Numerous studies utilizing discography have helped us to understand the role of the disc as a pain generator. Provocational discography is the standard test for discogenic pain.(41) Its reliability has been questioned and opponents generally refer to the work of Holt, but his study has been refuted on methodological grounds.(9,18,41) Recently a pathological marker of symptomatic disc disruption called the high intensity zone (HIZ) was demonstrated on MRI using spin echo gradient heavy T2 imaging.(6,38) An HIZ is evident in the posterolateral view on the sagittal section, which on provocation discography corresponded to a Grade 3 radial tear. The high signal intensity represents fluid within the fissure that may be causing pain either by chemical irritation or mechanical traction of the sinuvertebral nerve. By its cyclic action and ability to reduce intra-negative pressure, VAX-D therapy could displace the fluid to the internal portion of the nucleus thereby ameliorating pain and enhancing healing of the annulus.

Donelson demonstrated it is possible to predict annular competence with the McKenzie mechanical assessment protocol.(12) In his study patients were separated into centralizer's and non centralizer's. Discography was performed in both groups. Centralizer's tended to have an intact annulus or Grade 1-2 tears. Non centralizer's had a disrupted annulus , that is fissures to the outer third of the annular wall or Grade 3 tear.
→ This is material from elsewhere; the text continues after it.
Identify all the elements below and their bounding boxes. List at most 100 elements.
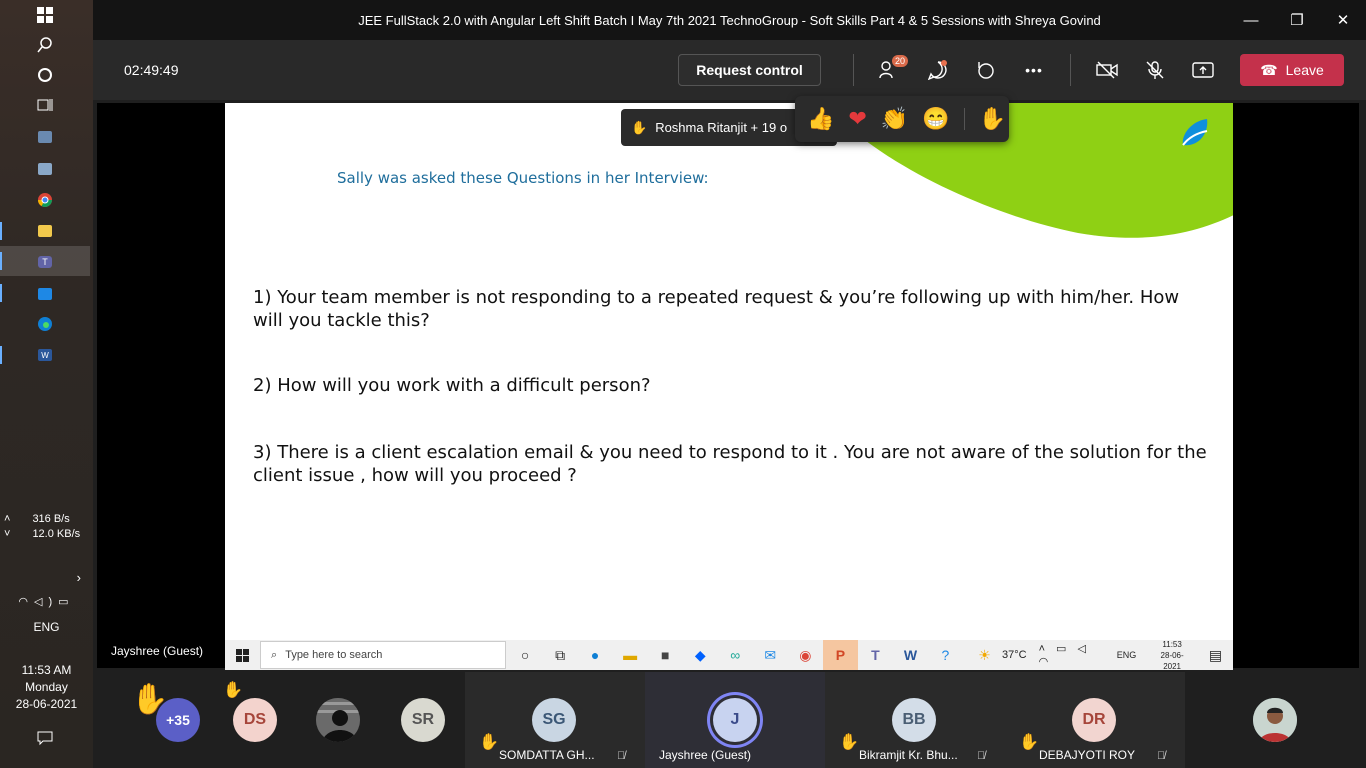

This is very exciting news for those who appreciate the centralization phenomenon because it allows us to clinically assess the competency of the annulus. Patients who centralize on initial evaluation may be treated with specific exercise. Patients who do not centralize on initial examination are excellent candidates for VAX-D therapy. With such an approach, the patients disposition regarding effective therapy is known immediately, which arguably translates to reduced disability and reduced cost.

VAX-D therapy has been shown to convert non centralizer's to centralizer's during or after successful VAX-D therapy. This implies VAX-D is conducive to annular healing.